The A finally woke up my H and he has bravely jumped into an intense soul searching and self examination over the past two years. Now he understands what I meant when I used to say, "I can't live this way". He takes responsibilty for his part and continues to try to change parts of himself that have caused harm to the M. The problem is that, as I said in my original posting, something has shifted in me and I just don't have any desire to be with him sexually. Can it ever shift back?
For me, I feel like he would still be part of my family even if we were not married. He's too hurt to feel that way. He says that it's all or nothing.
I logged on here hoping for some support and help in dealing with this. I feel, same as you, that the right thing to do would be to, at least, try to save my marriage. But, my heart is just not in it.
What do we do?? I guess it helps to know there are others out there in the same boat.
I feel like I know what I want to do, I want to be with OM. But the thought of all the people (family, children, friends etc...) that I would hurt makes this the most difficult decision I have ever faced.
The only thing I do know is that, either way, when it comes to our children, if Mom is not happy, they will end up unhappy.
I hope you can come to a decision soon. Please let me know if you do.
Not everyone is going to be happy, but selfish as it seems, I believe we need to be happy first and foremost!!
I'm here if you want to talk and could use the support myself.
my DS also acted out and sided with his dad, ended up moving in with xH and his GF (they met the day after we separated!) but eventually with lots of love and attention when DS was with me, he and i mended our mother-son relationship.
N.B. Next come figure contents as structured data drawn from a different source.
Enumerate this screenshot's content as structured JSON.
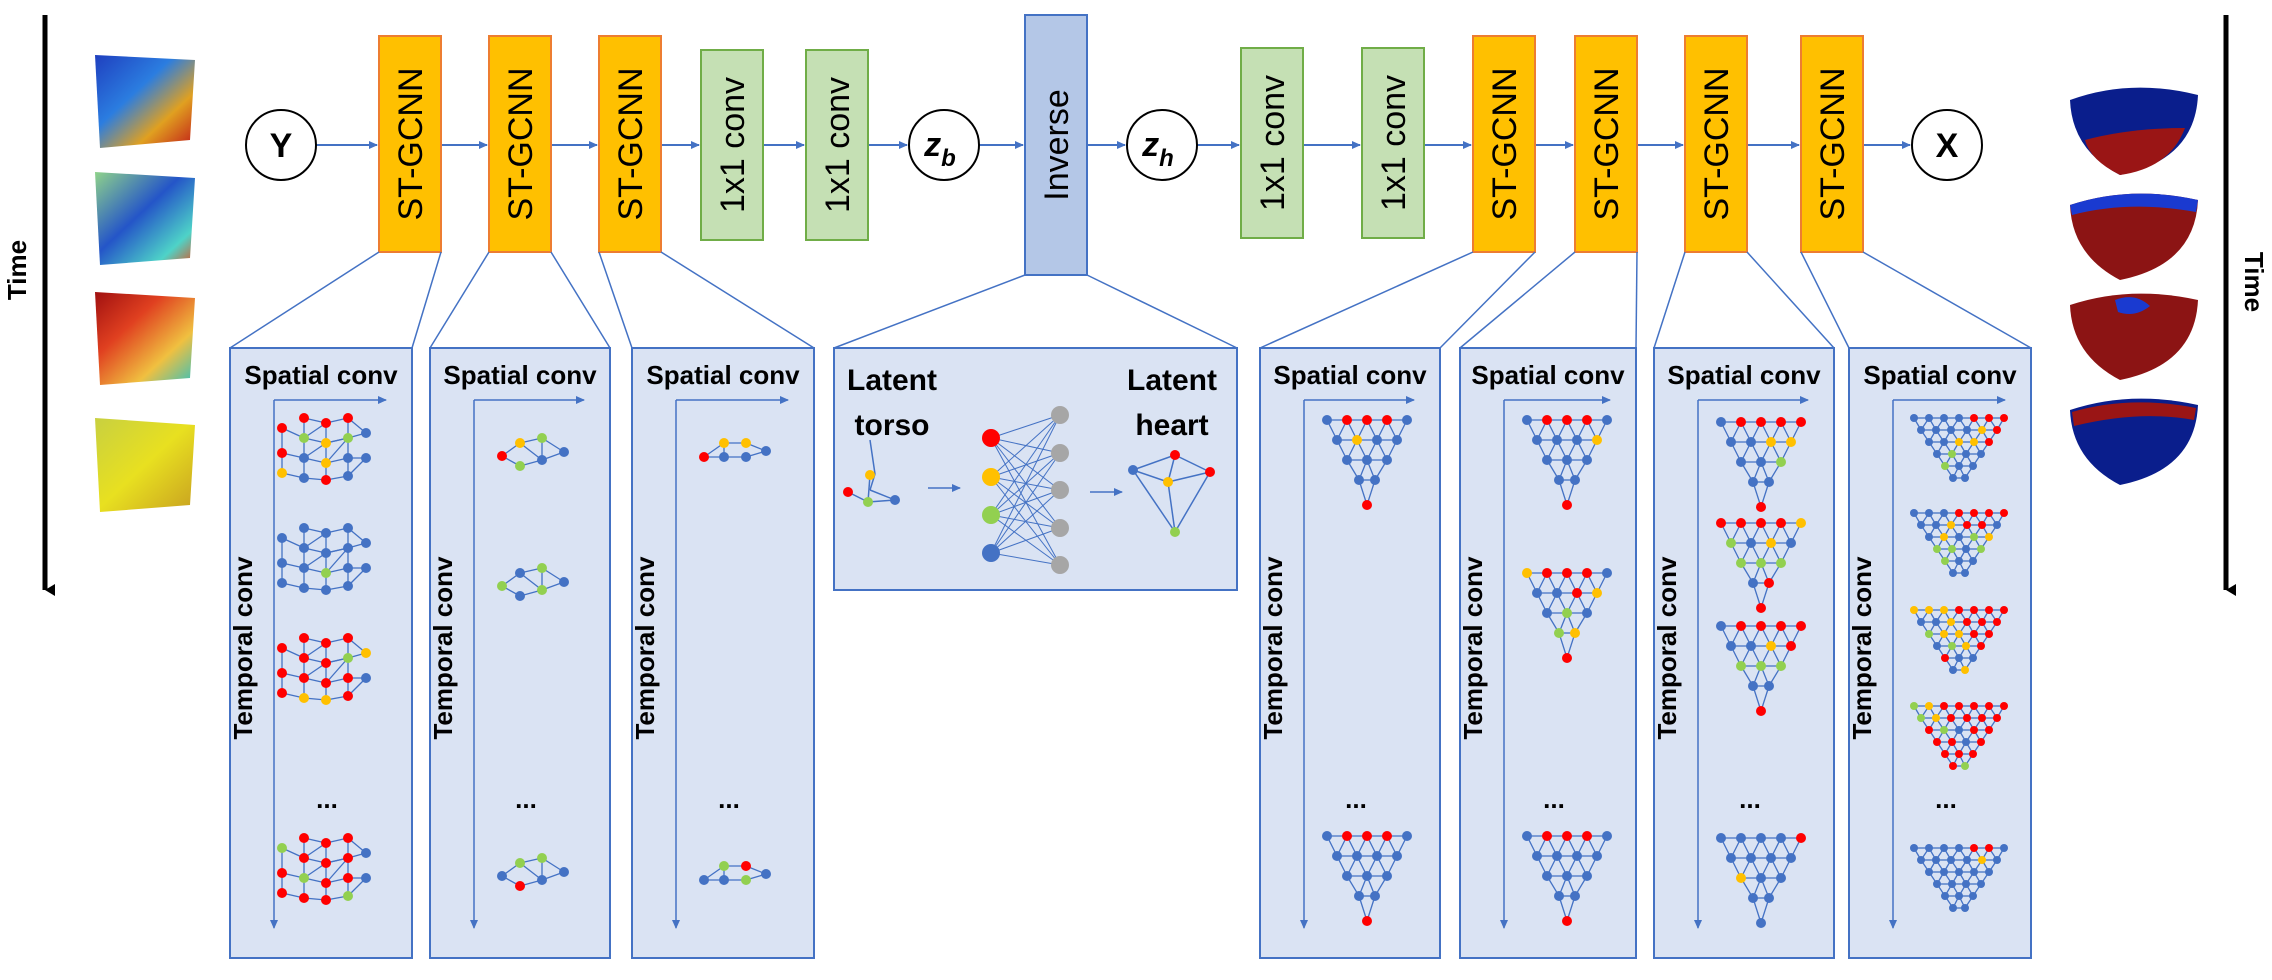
{
  "time_label_left": "Time",
  "time_label_right": "Time",
  "pipeline": {
    "input_node": "Y",
    "output_node": "X",
    "zb": {
      "main": "z",
      "sub": "b"
    },
    "zh": {
      "main": "z",
      "sub": "h"
    },
    "blocks": [
      {
        "label": "ST-GCNN",
        "kind": "stgcnn"
      },
      {
        "label": "ST-GCNN",
        "kind": "stgcnn"
      },
      {
        "label": "ST-GCNN",
        "kind": "stgcnn"
      },
      {
        "label": "1x1 conv",
        "kind": "conv"
      },
      {
        "label": "1x1 conv",
        "kind": "conv"
      },
      {
        "label": "Inverse",
        "kind": "inverse"
      },
      {
        "label": "1x1 conv",
        "kind": "conv"
      },
      {
        "label": "1x1 conv",
        "kind": "conv"
      },
      {
        "label": "ST-GCNN",
        "kind": "stgcnn"
      },
      {
        "label": "ST-GCNN",
        "kind": "stgcnn"
      },
      {
        "label": "ST-GCNN",
        "kind": "stgcnn"
      },
      {
        "label": "ST-GCNN",
        "kind": "stgcnn"
      }
    ]
  },
  "detail_panels": {
    "spatial_label": "Spatial conv",
    "temporal_label": "Temporal conv",
    "ellipsis": "..."
  },
  "inverse_panel": {
    "latent_torso": [
      "Latent",
      "torso"
    ],
    "latent_heart": [
      "Latent",
      "heart"
    ]
  },
  "colors": {
    "stgcnn_fill": "#FFC000",
    "stgcnn_stroke": "#ED7D31",
    "conv_fill": "#C5E0B4",
    "conv_stroke": "#70AD47",
    "inverse_fill": "#B4C7E7",
    "inverse_stroke": "#4472C4",
    "panel_fill": "#DAE3F3",
    "panel_stroke": "#4472C4",
    "arrow": "#4472C4",
    "node_blue": "#4472C4",
    "node_red": "#FF0000",
    "node_yellow": "#FFC000",
    "node_green": "#92D050",
    "node_gray": "#A6A6A6"
  }
}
and you miss the interaction with your H because it's what you're used to. but you can be alone and move on. it takes courage and commitment on your part to do what is necessary to make yourself (and by default, your children) happy. you say your H is too hurt. what about you? all the time you and he were together, he treated you badly. and now that you want the M to be over, he gets to feel "too hurt!" it's too late for that. even if he realizes his responsibility for the marital problems, there's no way he can "blame" you. blame goes both ways, in any relationship.